En l’état du droit positif, deux situations font échec à l’application des clauses limitatives ou élusives de responsabilité dans les contrats entre professionnels :

-  la contradiction (contrariété entre la clause et la portée de l’engagement contractuel) (I) ;

-  la commission d’une faute lourde (II) par le cocontractant.

I – LA CONTRADICTION

Peut être privée d’effet la clause limitative de responsabilité qui contredit la portée de l’obligation essentielle souscrite par le débiteur. C’est la clause qui vide le contrat de sa substance, qui désactive l’engagement pris par le partenaire au contrat. Elle est écartée parce qu’elle prive de sanction l’inexécution d’une obligation fondamentale.

Sont évidemment concernées les stipulations qui excluent toute responsabilité en cas de manquement (clauses exonératoires).

Il en va de même de celles qui fixent un plafond dérisoire de réparation parce qu’elles libèrent finalement le débiteur, faute de sanction consistante, de l’exécution de son obligation essentielle.

Le critère retenu par les juges est donc l’effet que produit la clause sur la portée de l’engagement contractuel du débiteur.

La solution a été récemment posée par nos hauts magistrats dans l’arrêt Faurecia du 29 juin 2010 (ch. com, Cour de cass.) dont la portée dépasse le seul domaine des contrats informatiques.

Dans cette affaire, l’équipementier automobile Faurecia décide en 1997 de refondre son système d’information et commande à la société Oracle une solution informatique de gestion et de production, attendue en 1999. Au tournant de l’année 2000 le logiciel n’est toujours pas livré et un programme provisoire est mis en œuvre.
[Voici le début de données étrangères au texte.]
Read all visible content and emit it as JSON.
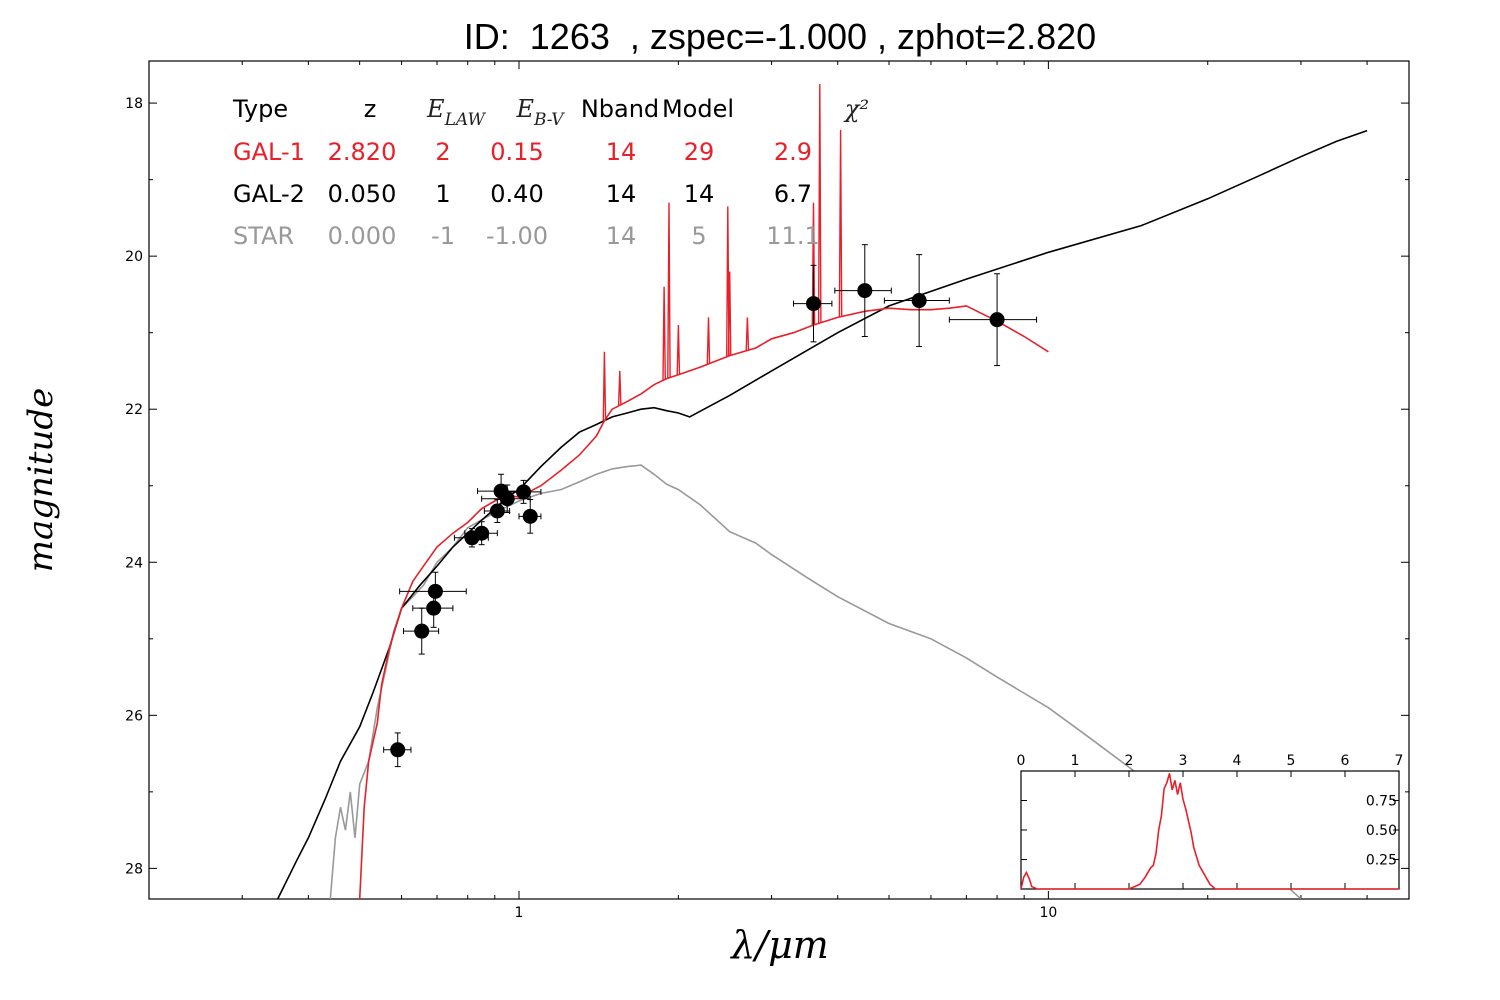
{
  "title": "ID:  1263  , zspec=-1.000 , zphot=2.820",
  "legend_table": {
    "headers": [
      "Type",
      "z",
      "E_LAW",
      "E_B-V",
      "Nband",
      "Model",
      "χ²"
    ],
    "rows": [
      {
        "type": "GAL-1",
        "z": "2.820",
        "elaw": "2",
        "ebv": "0.15",
        "nband": "14",
        "model": "29",
        "chi2": "2.9",
        "color": "#e8202a"
      },
      {
        "type": "GAL-2",
        "z": "0.050",
        "elaw": "1",
        "ebv": "0.40",
        "nband": "14",
        "model": "14",
        "chi2": "6.7",
        "color": "#000000"
      },
      {
        "type": "STAR",
        "z": "0.000",
        "elaw": "-1",
        "ebv": "-1.00",
        "nband": "14",
        "model": "5",
        "chi2": "11.1",
        "color": "#999999"
      }
    ]
  },
  "chart_data": [
    {
      "type": "line",
      "xlabel": "λ/μm",
      "ylabel": "magnitude",
      "xscale": "log",
      "xlim": [
        0.2,
        48
      ],
      "ylim": [
        28.4,
        17.45
      ],
      "yticks": [
        18,
        20,
        22,
        24,
        26,
        28
      ],
      "xticks": [
        1,
        10
      ],
      "grid": false,
      "series": [
        {
          "name": "GAL-1",
          "color": "#e8202a",
          "x": [
            0.5,
            0.51,
            0.52,
            0.54,
            0.55,
            0.57,
            0.6,
            0.63,
            0.66,
            0.7,
            0.75,
            0.8,
            0.85,
            0.9,
            0.95,
            1.0,
            1.1,
            1.2,
            1.3,
            1.4,
            1.45,
            1.5,
            1.6,
            1.7,
            1.8,
            1.9,
            2.0,
            2.2,
            2.5,
            2.8,
            3.0,
            3.3,
            3.6,
            4.0,
            4.5,
            5.0,
            5.5,
            6.0,
            6.5,
            7.0,
            8.0,
            9.0,
            10.0
          ],
          "y": [
            28.4,
            27.2,
            26.6,
            26.1,
            25.6,
            25.1,
            24.6,
            24.25,
            24.05,
            23.8,
            23.62,
            23.48,
            23.3,
            23.2,
            23.12,
            23.15,
            23.0,
            22.8,
            22.6,
            22.35,
            22.15,
            22.0,
            21.9,
            21.8,
            21.68,
            21.6,
            21.55,
            21.45,
            21.3,
            21.2,
            21.08,
            21.0,
            20.9,
            20.8,
            20.72,
            20.68,
            20.7,
            20.7,
            20.68,
            20.65,
            20.85,
            21.05,
            21.25
          ]
        },
        {
          "name": "GAL-2",
          "color": "#000000",
          "x": [
            0.35,
            0.38,
            0.4,
            0.43,
            0.46,
            0.5,
            0.53,
            0.57,
            0.6,
            0.65,
            0.7,
            0.75,
            0.8,
            0.85,
            0.9,
            0.95,
            1.0,
            1.1,
            1.2,
            1.3,
            1.4,
            1.5,
            1.6,
            1.7,
            1.8,
            1.9,
            2.0,
            2.1,
            2.5,
            3.0,
            4.0,
            5.0,
            7.0,
            10.0,
            15.0,
            20.0,
            25.0,
            30.0,
            35.0,
            40.0
          ],
          "y": [
            28.4,
            27.9,
            27.6,
            27.1,
            26.6,
            26.15,
            25.7,
            25.1,
            24.6,
            24.3,
            24.05,
            23.8,
            23.62,
            23.45,
            23.3,
            23.15,
            23.05,
            22.75,
            22.5,
            22.3,
            22.2,
            22.1,
            22.05,
            22.0,
            21.98,
            22.02,
            22.05,
            22.1,
            21.82,
            21.5,
            21.0,
            20.65,
            20.3,
            19.95,
            19.6,
            19.25,
            18.95,
            18.7,
            18.5,
            18.36
          ]
        },
        {
          "name": "STAR",
          "color": "#999999",
          "x": [
            0.44,
            0.45,
            0.46,
            0.47,
            0.48,
            0.49,
            0.5,
            0.52,
            0.54,
            0.56,
            0.58,
            0.6,
            0.63,
            0.66,
            0.7,
            0.75,
            0.8,
            0.9,
            1.0,
            1.1,
            1.2,
            1.3,
            1.4,
            1.5,
            1.6,
            1.7,
            1.8,
            1.9,
            2.0,
            2.2,
            2.5,
            2.8,
            3.0,
            3.5,
            4.0,
            5.0,
            6.0,
            7.0,
            8.0,
            10.0,
            12.0,
            15.0,
            20.0,
            25.0,
            30.0
          ],
          "y": [
            28.4,
            27.6,
            27.2,
            27.5,
            27.0,
            27.6,
            26.9,
            26.6,
            25.9,
            25.4,
            24.9,
            24.6,
            24.45,
            24.3,
            24.0,
            23.8,
            23.55,
            23.35,
            23.2,
            23.1,
            23.05,
            22.95,
            22.85,
            22.78,
            22.75,
            22.73,
            22.85,
            22.98,
            23.05,
            23.25,
            23.6,
            23.75,
            23.9,
            24.2,
            24.45,
            24.8,
            25.0,
            25.25,
            25.5,
            25.9,
            26.3,
            26.8,
            27.4,
            27.9,
            28.4
          ]
        }
      ],
      "emission_lines": [
        {
          "x": 1.45,
          "peak": 21.25
        },
        {
          "x": 1.55,
          "peak": 21.5
        },
        {
          "x": 1.88,
          "peak": 20.4
        },
        {
          "x": 1.92,
          "peak": 19.3
        },
        {
          "x": 2.0,
          "peak": 20.9
        },
        {
          "x": 2.28,
          "peak": 20.8
        },
        {
          "x": 2.48,
          "peak": 19.35
        },
        {
          "x": 2.5,
          "peak": 20.2
        },
        {
          "x": 2.7,
          "peak": 20.8
        },
        {
          "x": 3.6,
          "peak": 19.3
        },
        {
          "x": 3.7,
          "peak": 17.75
        },
        {
          "x": 4.05,
          "peak": 18.35
        }
      ],
      "observations": [
        {
          "x": 0.59,
          "y": 26.45,
          "xerr": 0.035,
          "yerr": 0.22
        },
        {
          "x": 0.655,
          "y": 24.9,
          "xerr": 0.05,
          "yerr": 0.3
        },
        {
          "x": 0.69,
          "y": 24.6,
          "xerr": 0.06,
          "yerr": 0.25
        },
        {
          "x": 0.695,
          "y": 24.38,
          "xerr": 0.1,
          "yerr": 0.25
        },
        {
          "x": 0.815,
          "y": 23.68,
          "xerr": 0.06,
          "yerr": 0.12
        },
        {
          "x": 0.85,
          "y": 23.62,
          "xerr": 0.06,
          "yerr": 0.15
        },
        {
          "x": 0.91,
          "y": 23.33,
          "xerr": 0.05,
          "yerr": 0.15
        },
        {
          "x": 0.925,
          "y": 23.07,
          "xerr": 0.09,
          "yerr": 0.22
        },
        {
          "x": 0.95,
          "y": 23.17,
          "xerr": 0.1,
          "yerr": 0.18
        },
        {
          "x": 1.02,
          "y": 23.08,
          "xerr": 0.08,
          "yerr": 0.15
        },
        {
          "x": 1.05,
          "y": 23.4,
          "xerr": 0.05,
          "yerr": 0.22
        },
        {
          "x": 3.6,
          "y": 20.62,
          "xerr": 0.3,
          "yerr": 0.5
        },
        {
          "x": 4.5,
          "y": 20.45,
          "xerr": 0.55,
          "yerr": 0.6
        },
        {
          "x": 5.7,
          "y": 20.58,
          "xerr": 0.8,
          "yerr": 0.6
        },
        {
          "x": 8.0,
          "y": 20.83,
          "xerr": 1.5,
          "yerr": 0.6
        }
      ]
    },
    {
      "type": "line",
      "xlim": [
        0,
        7
      ],
      "ylim": [
        0,
        1
      ],
      "xticks": [
        0,
        1,
        2,
        3,
        4,
        5,
        6,
        7
      ],
      "yticks": [
        0.25,
        0.5,
        0.75
      ],
      "ytick_labels": [
        "0.25",
        "0.50",
        "0.75"
      ],
      "series": [
        {
          "name": "",
          "color": "#e8202a",
          "x": [
            0.0,
            0.05,
            0.1,
            0.15,
            0.2,
            0.3,
            0.5,
            1.0,
            1.5,
            2.0,
            2.2,
            2.3,
            2.4,
            2.45,
            2.5,
            2.55,
            2.6,
            2.65,
            2.7,
            2.75,
            2.8,
            2.85,
            2.9,
            2.95,
            3.0,
            3.05,
            3.1,
            3.15,
            3.2,
            3.3,
            3.4,
            3.5,
            3.6,
            4.0,
            5.0,
            6.0,
            7.0
          ],
          "y": [
            0.0,
            0.1,
            0.14,
            0.09,
            0.02,
            0.0,
            0.0,
            0.0,
            0.0,
            0.0,
            0.04,
            0.1,
            0.18,
            0.2,
            0.3,
            0.5,
            0.62,
            0.85,
            0.9,
            0.98,
            0.84,
            0.92,
            0.8,
            0.9,
            0.76,
            0.68,
            0.58,
            0.48,
            0.35,
            0.2,
            0.12,
            0.04,
            0.0,
            0.0,
            0.0,
            0.0,
            0.0
          ]
        }
      ]
    }
  ]
}
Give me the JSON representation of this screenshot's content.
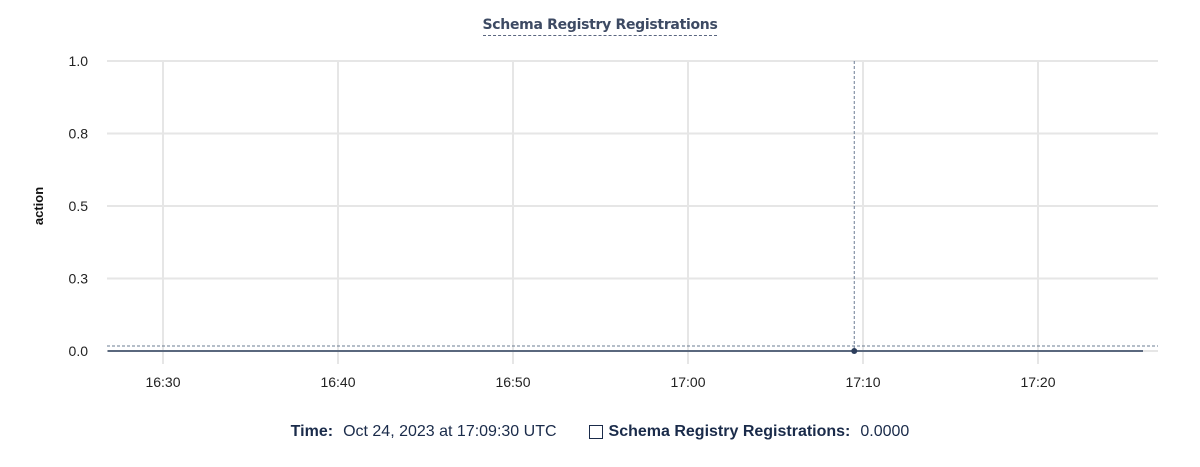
{
  "chart_data": {
    "type": "line",
    "title": "Schema Registry Registrations",
    "ylabel": "action",
    "xlabel": "",
    "ylim": [
      0,
      1
    ],
    "y_ticks": [
      0,
      0.25,
      0.5,
      0.75,
      1
    ],
    "y_tick_labels": [
      "0.0",
      "0.3",
      "0.5",
      "0.8",
      "1.0"
    ],
    "x_range": [
      "16:26:50",
      "17:26:00"
    ],
    "x_tick_labels": [
      "16:30",
      "16:40",
      "16:50",
      "17:00",
      "17:10",
      "17:20"
    ],
    "grid": true,
    "series": [
      {
        "name": "Schema Registry Registrations",
        "color": "#2c3e5c",
        "x": [
          "16:26:50",
          "17:09:30",
          "17:26:00"
        ],
        "values": [
          0,
          0,
          0
        ]
      }
    ],
    "hover": {
      "x": "17:09:30",
      "value": 0
    }
  },
  "legend": {
    "time_label": "Time:",
    "time_value": "Oct 24, 2023 at 17:09:30 UTC",
    "series_label": "Schema Registry Registrations:",
    "series_value": "0.0000"
  }
}
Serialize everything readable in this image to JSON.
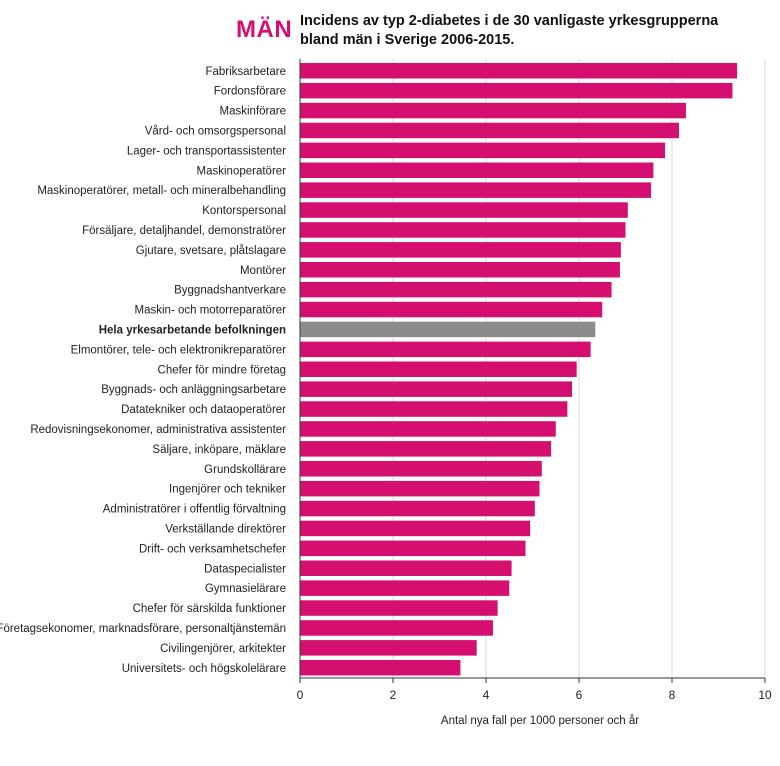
{
  "header": {
    "tag": "MÄN",
    "title": "Incidens av typ 2-diabetes i de 30 vanligaste yrkesgrupperna bland män i Sverige 2006-2015."
  },
  "colors": {
    "accent": "#d40f6f",
    "bar": "#d40f6f",
    "highlight_bar": "#8c8c8c",
    "grid": "#d9d9d9"
  },
  "chart_data": {
    "type": "bar",
    "orientation": "horizontal",
    "xlabel": "Antal nya fall per 1000 personer och år",
    "ylabel": "",
    "xlim": [
      0,
      10
    ],
    "xticks": [
      0,
      2,
      4,
      6,
      8,
      10
    ],
    "grid": true,
    "categories": [
      "Fabriksarbetare",
      "Fordonsförare",
      "Maskinförare",
      "Vård- och omsorgspersonal",
      "Lager- och transportassistenter",
      "Maskinoperatörer",
      "Maskinoperatörer, metall- och mineralbehandling",
      "Kontorspersonal",
      "Försäljare, detaljhandel, demonstratörer",
      "Gjutare, svetsare, plåtslagare",
      "Montörer",
      "Byggnadshantverkare",
      "Maskin- och motorreparatörer",
      "Hela yrkesarbetande befolkningen",
      "Elmontörer, tele- och elektronikreparatörer",
      "Chefer för mindre företag",
      "Byggnads- och anläggningsarbetare",
      "Datatekniker och dataoperatörer",
      "Redovisningsekonomer, administrativa assistenter",
      "Säljare, inköpare, mäklare",
      "Grundskollärare",
      "Ingenjörer och tekniker",
      "Administratörer i offentlig förvaltning",
      "Verkställande direktörer",
      "Drift- och verksamhetschefer",
      "Dataspecialister",
      "Gymnasielärare",
      "Chefer för särskilda funktioner",
      "Företagsekonomer, marknadsförare, personaltjänstemän",
      "Civilingenjörer, arkitekter",
      "Universitets- och högskolelärare"
    ],
    "values": [
      9.4,
      9.3,
      8.3,
      8.15,
      7.85,
      7.6,
      7.55,
      7.05,
      7.0,
      6.9,
      6.88,
      6.7,
      6.5,
      6.35,
      6.25,
      5.95,
      5.85,
      5.75,
      5.5,
      5.4,
      5.2,
      5.15,
      5.05,
      4.95,
      4.85,
      4.55,
      4.5,
      4.25,
      4.15,
      3.8,
      3.45
    ],
    "highlight_index": 13
  }
}
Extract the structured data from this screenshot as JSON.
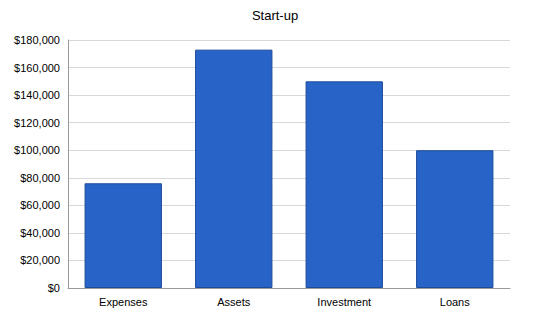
{
  "chart_data": {
    "type": "bar",
    "title": "Start-up",
    "categories": [
      "Expenses",
      "Assets",
      "Investment",
      "Loans"
    ],
    "values": [
      76000,
      173000,
      150000,
      100000
    ],
    "color": "#2864c8",
    "ylim": [
      0,
      180000
    ],
    "yticks": [
      {
        "value": 0,
        "label": "$0"
      },
      {
        "value": 20000,
        "label": "$20,000"
      },
      {
        "value": 40000,
        "label": "$40,000"
      },
      {
        "value": 60000,
        "label": "$60,000"
      },
      {
        "value": 80000,
        "label": "$80,000"
      },
      {
        "value": 100000,
        "label": "$100,000"
      },
      {
        "value": 120000,
        "label": "$120,000"
      },
      {
        "value": 140000,
        "label": "$140,000"
      },
      {
        "value": 160000,
        "label": "$160,000"
      },
      {
        "value": 180000,
        "label": "$180,000"
      }
    ],
    "grid": true
  }
}
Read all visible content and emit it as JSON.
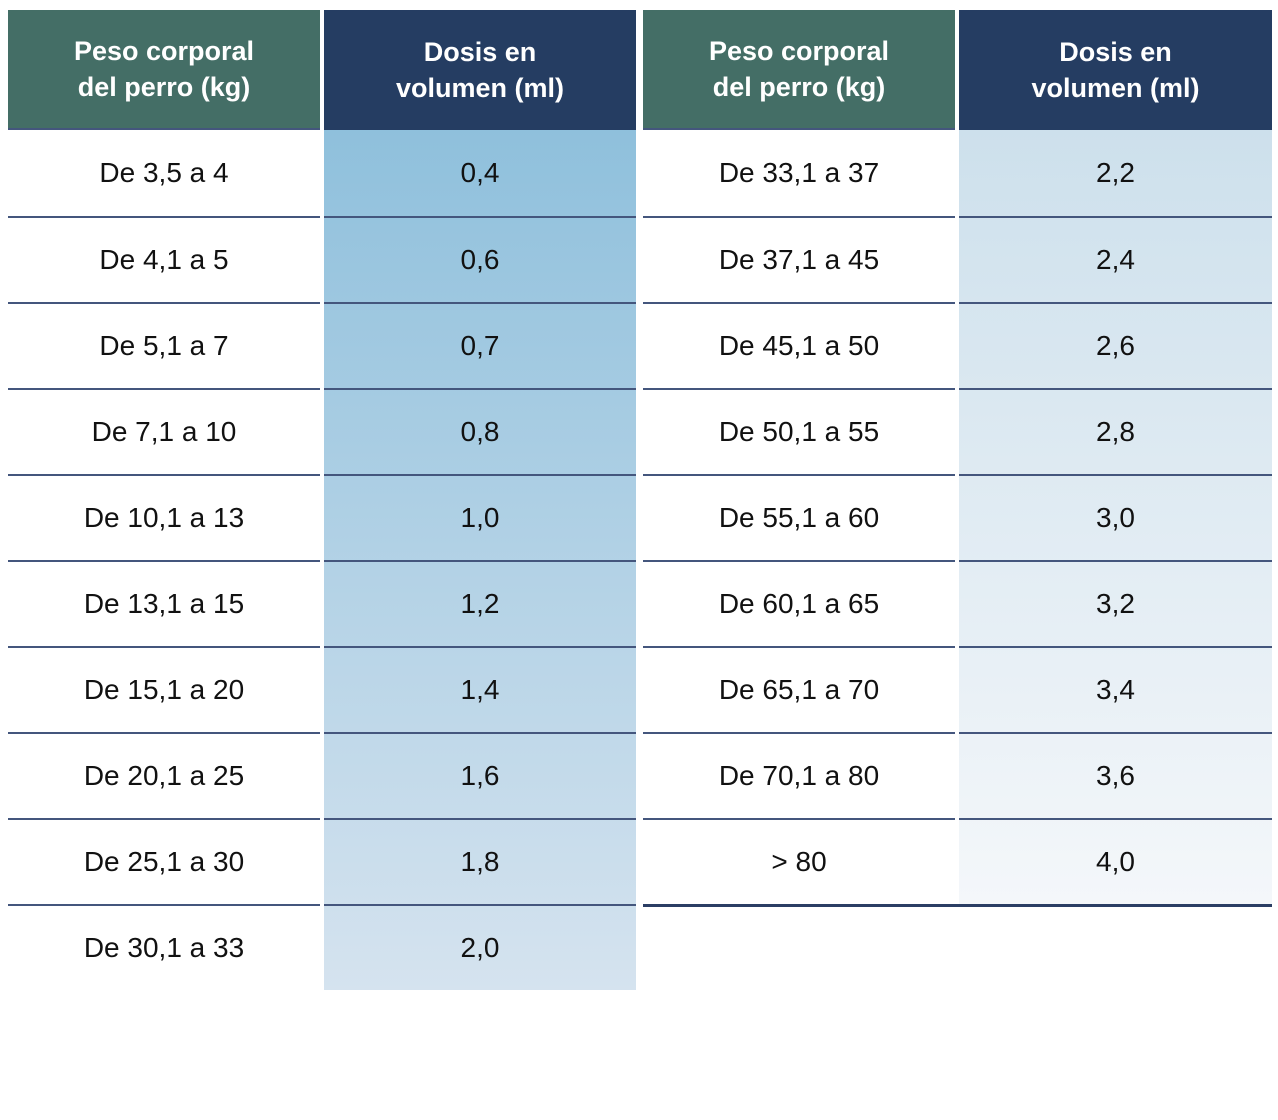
{
  "headers": {
    "weight_line1": "Peso corporal",
    "weight_line2": "del perro (kg)",
    "dose_line1": "Dosis en",
    "dose_line2": "volumen (ml)"
  },
  "tables": {
    "left": {
      "rows": [
        {
          "weight": "De 3,5 a 4",
          "dose": "0,4"
        },
        {
          "weight": "De 4,1 a 5",
          "dose": "0,6"
        },
        {
          "weight": "De 5,1 a 7",
          "dose": "0,7"
        },
        {
          "weight": "De 7,1 a 10",
          "dose": "0,8"
        },
        {
          "weight": "De 10,1 a 13",
          "dose": "1,0"
        },
        {
          "weight": "De 13,1 a 15",
          "dose": "1,2"
        },
        {
          "weight": "De 15,1 a 20",
          "dose": "1,4"
        },
        {
          "weight": "De 20,1 a 25",
          "dose": "1,6"
        },
        {
          "weight": "De 25,1 a 30",
          "dose": "1,8"
        },
        {
          "weight": "De 30,1 a 33",
          "dose": "2,0"
        }
      ]
    },
    "right": {
      "rows": [
        {
          "weight": "De 33,1 a 37",
          "dose": "2,2"
        },
        {
          "weight": "De 37,1 a 45",
          "dose": "2,4"
        },
        {
          "weight": "De 45,1 a 50",
          "dose": "2,6"
        },
        {
          "weight": "De 50,1 a 55",
          "dose": "2,8"
        },
        {
          "weight": "De 55,1 a 60",
          "dose": "3,0"
        },
        {
          "weight": "De 60,1 a 65",
          "dose": "3,2"
        },
        {
          "weight": "De 65,1 a 70",
          "dose": "3,4"
        },
        {
          "weight": "De 70,1 a 80",
          "dose": "3,6"
        },
        {
          "weight": "> 80",
          "dose": "4,0"
        }
      ]
    }
  },
  "colors": {
    "green_header": "#446e66",
    "navy_header": "#253d62",
    "separator": "#44567d",
    "bottom_border": "#2b3e64",
    "dose_left_top": "#8fc0dc",
    "dose_left_bottom": "#d5e3ef",
    "dose_right_top": "#cde0ec",
    "dose_right_bottom": "#f4f7fa",
    "body_text": "#111111",
    "header_text": "#ffffff"
  }
}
Celui-ci rencontrant de graves difficultés, la société d’équipements automobiles cesse de régler les redevances et assigne Oracle aux fins de nullité pour dol ou résolution pour inexécution de l’ensemble des contrats signés par les parties (contrat de licence, contrat de maintenance, contrat de formation, contrat de mise en œuvre du progiciel).

Dans un premier arrêt (13 fév 2007), la Cour de cassation, déjugeant la Cour d’appel de Versailles (31 mars 2005), - qui, elle, avait validé la clause - , avait estimé que la non-livraison du logiciel constituait un manquement à une obligation essentielle « de nature à faire échec à l’application de la clause limitative de réparation ». La seconde cour d’appel (Paris, 26 nov. 2008) allait faire preuve de résistance et retenir que si le prestataire avait effectivement manqué à une obligation essentielle du contrat, le montant d’indemnisation n’était pas dérisoire, et que la clause ne privait pas l’équipementier de toute contrepartie. Le plafond de réparation respectait l’équilibre général du contrat.

Cette position a été reprise par la Cour de cassation dans l’arrêt du 29 juin 2010. La Cour choisit de valider le raisonnement des juges du fond qui tenait compte des circonstances de la négociation intervenue entre les deux entreprises. Pour conclure à son tour à la validité de la clause limitative, elle reprend les constatations de la cour d’appel, selon laquelle :

• la clause avait été librement négociée et acceptée par les parties, rompues aux négociations et averties en matière de clauses de réparation ;

• la clause limitative de responsabilité ne privait pas de toute contrepartie le cocontractant dans la mesure où il bénéficiait d’un tarif préférentiel (Oracle avait consenti un taux de remise de 49 %) ;

• la limitation de responsabilité qui en résultait n’était pas dérisoire ;

• la clause de limitation était valable, et ce, quand bien même l’obligation essentielle avait été violée.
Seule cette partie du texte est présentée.